Says Titus Hopper, photographed in his UNC Charlotte cap and gown last spring: "I’m grateful, because UNC Charlotte structured the program for the working individual. They made it doable. That’s why I’m a champion for the program now. There’s no excuses. So many institutions of higher learning are removing the barriers now. Because they’re like, 'We want to help you get this.'"

And, of course, he’s happier than ever to be around small children, whether it’s Christmastime or not. Back when he was dealing with the trauma of Michelle losing pregnancy after pregnancy, “Hold a baby? Mm-mm. Nope. Wouldn’t do it,” Titus says. “But now? Gimme that baby!”

So after all these unexpected gifts, how would he sum up his journey? He smiles as starts to try.

“Scripture puts it this way: ‘All things work together for good.’ And when I couple that with ‘The steps of a good man are ordered’ —” Hopper pauses, sighs, smiles again and restarts. “What I can tell you is: Vanilla flavor by itself? Terrible. Eggs by themselves are terrible. Flour, by itself? Terrible. But mix all that madness together, you got a delicious cake. ... You just gotta make sure you don’t take it out of the oven too soon, or you don’t leave it in there too long.

“That’s how I look at it, man. When I look back over my life, I have no regrets. I mean, I could be angry with God for taking my mom. I could be angry with God for taking my dad. I could be angry over so many things that happened in my life.

“But when I look at now? I’m happy. ... I am a happy man. And that’s by choice. I choose to be happy.”

Jolly, even?

“Oh, jolly, YES! BRO! HO! HO!,” he bellows.
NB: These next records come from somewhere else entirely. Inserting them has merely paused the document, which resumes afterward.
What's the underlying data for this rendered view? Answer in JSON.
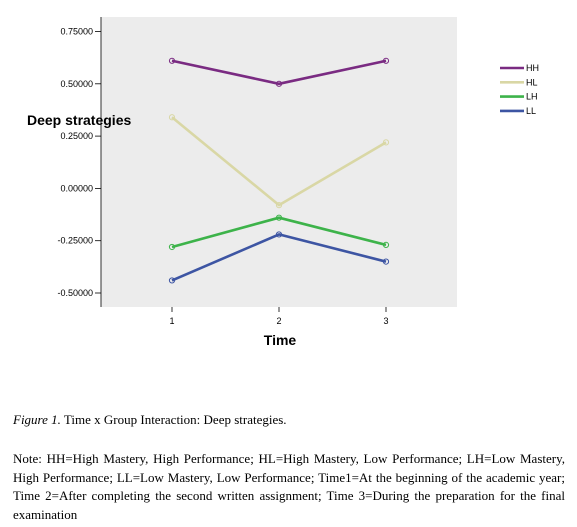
{
  "chart_data": {
    "type": "line",
    "x": [
      1,
      2,
      3
    ],
    "xlabel": "Time",
    "ylabel": "Deep strategies",
    "ylim": [
      -0.55,
      0.8
    ],
    "yticks": [
      -0.5,
      -0.25,
      0.0,
      0.25,
      0.5,
      0.75
    ],
    "ytick_labels": [
      "-0.50000",
      "-0.25000",
      "0.00000",
      "0.25000",
      "0.50000",
      "0.75000"
    ],
    "xtick_labels": [
      "1",
      "2",
      "3"
    ],
    "grid": false,
    "plot_background": "#ececec",
    "legend_position": "right",
    "series": [
      {
        "name": "HH",
        "color": "#7a2b82",
        "values": [
          0.61,
          0.5,
          0.61
        ]
      },
      {
        "name": "HL",
        "color": "#d9d7a5",
        "values": [
          0.34,
          -0.08,
          0.22
        ]
      },
      {
        "name": "LH",
        "color": "#3db34a",
        "values": [
          -0.28,
          -0.14,
          -0.27
        ]
      },
      {
        "name": "LL",
        "color": "#3d55a3",
        "values": [
          -0.44,
          -0.22,
          -0.35
        ]
      }
    ]
  },
  "caption": {
    "figure_label": "Figure 1.",
    "figure_text": " Time x Group Interaction: Deep strategies.",
    "note": "Note: HH=High Mastery, High Performance; HL=High Mastery, Low Performance; LH=Low Mastery, High Performance; LL=Low Mastery, Low Performance; Time1=At the beginning of the academic year; Time 2=After completing the second written assignment; Time 3=During the preparation for the final examination"
  }
}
Then Hop The Black Santa laughs, and when he does, his belly shakes — dare we say — like a bowlful of jelly.

"I feel like I’m on this earth to do what I do, and that is to add value and bring joy and hope to families," Titus Hopper says. "And I’m able to do it through various vehicles. Educator — that’s what I did. As a math-science teacher, that’s what I did. Assistant principal, that’s what I did. Principal, that’s what I did. Career-readiness coordinator, that’s what I’m currently doing. Santa, that’s what I’m doing. And I’m executive pastor of my church — that’s what I do. So all of this is just an extension of what I believe I was put on this earth to do."